The study looked at recent research that examined how jobs were displaced or moved across the country. They discovered that as much as 25% of current jobs in American could be offshored in the years to come since they are in danger of being replaced by cheaper foreign competition.

They also found more concerning data for future American job seekers, as they indicated that up to 50% of low-skill jobs might become automated over the long haul. This would potentially displace millions of America workers and disrupt the labor market.

It was cited that both Automation and trade growth are important parts of a vibrant economy, but their impacts are not even across the population. The researchers stated that the long-term effects of these two things have a much greater negative impact on those who are less educated, work in low-skill jobs or work in vulnerable jobs.

Trapped in a treacherous economic cycle

The study then discussed specific communities across America that have become stuck in a “treacherous economic cycle.” This is because an uneven percentage of recent job growth and business expansion has only taken place in a few metro areas.

Since 2009 the researchers estimate that 50% of net business formation in America has only occurred in 0.64% of U.S. counties. This has let certain parts of the country diversify their workforces to minimized the negative effects of offshoring and automation. However, it has also caused a congregation of certain areas that see wealth decrease as opportunities disappear.

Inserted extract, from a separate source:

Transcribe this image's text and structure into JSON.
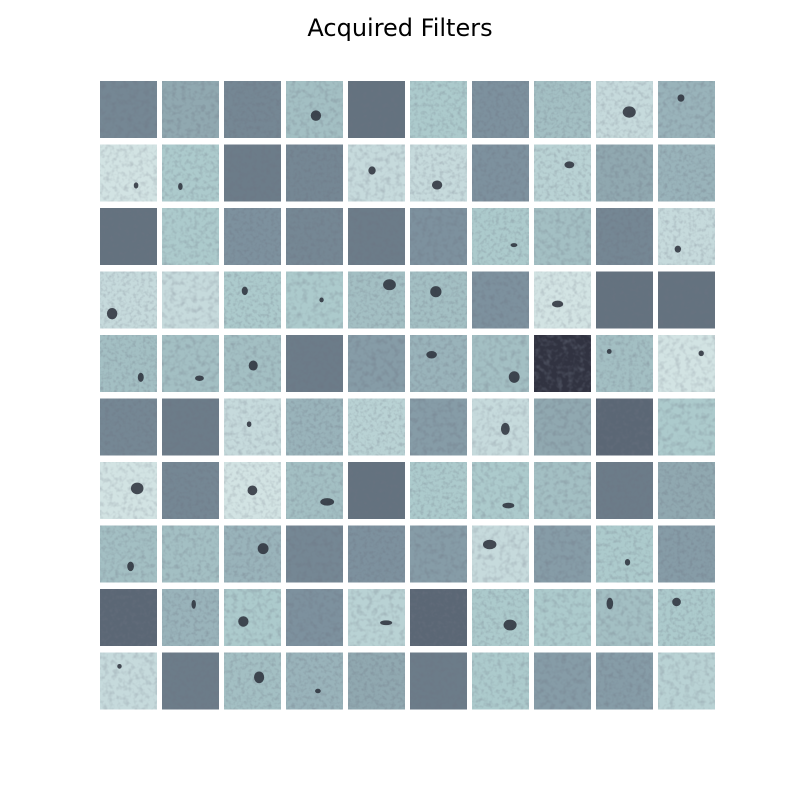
{
  "title": "Acquired Filters"
}
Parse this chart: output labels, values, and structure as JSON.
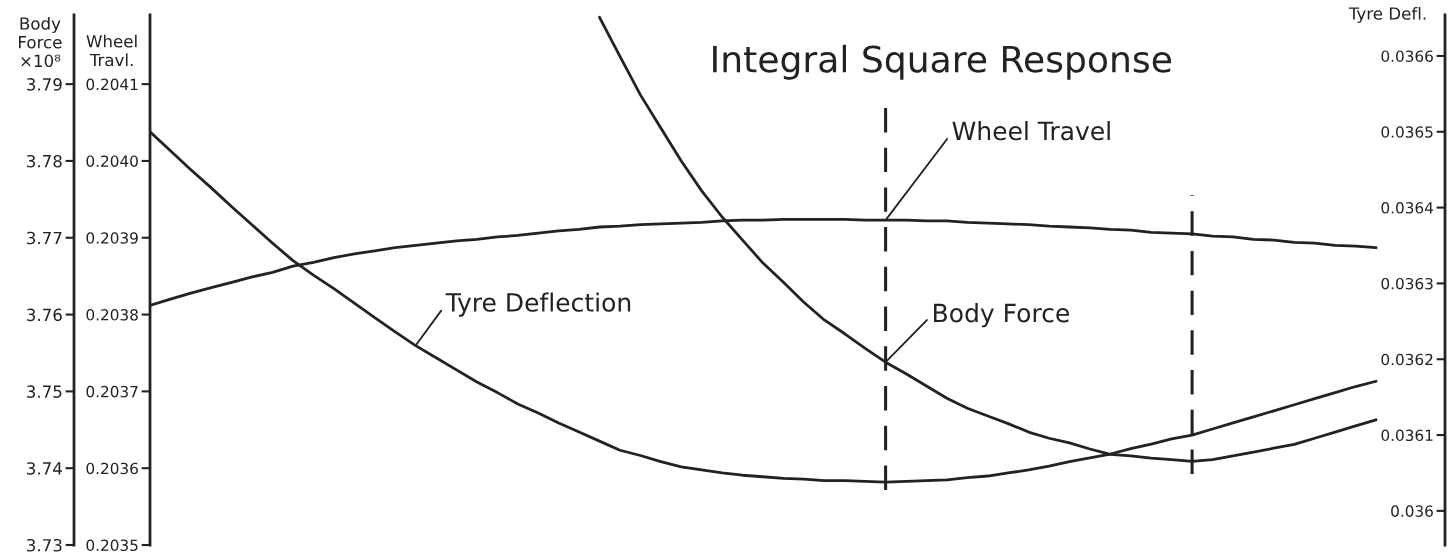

This caused those that are rich, skilled, or better educated to leave the area, leaving only low-skill jobs in their wake. These are the types of jobs most at risk of being displaced in the future.

The researchers found that the highest risk area in America for job loss because of automation and offshoring was Aleutians East Borough county in the state of Alaska. Rural areas were found to be the most susceptible these two things, especially ones in Alabama, Georgia, Mississippi, Tennessee, the Carolinas, Virgina, and Indiana.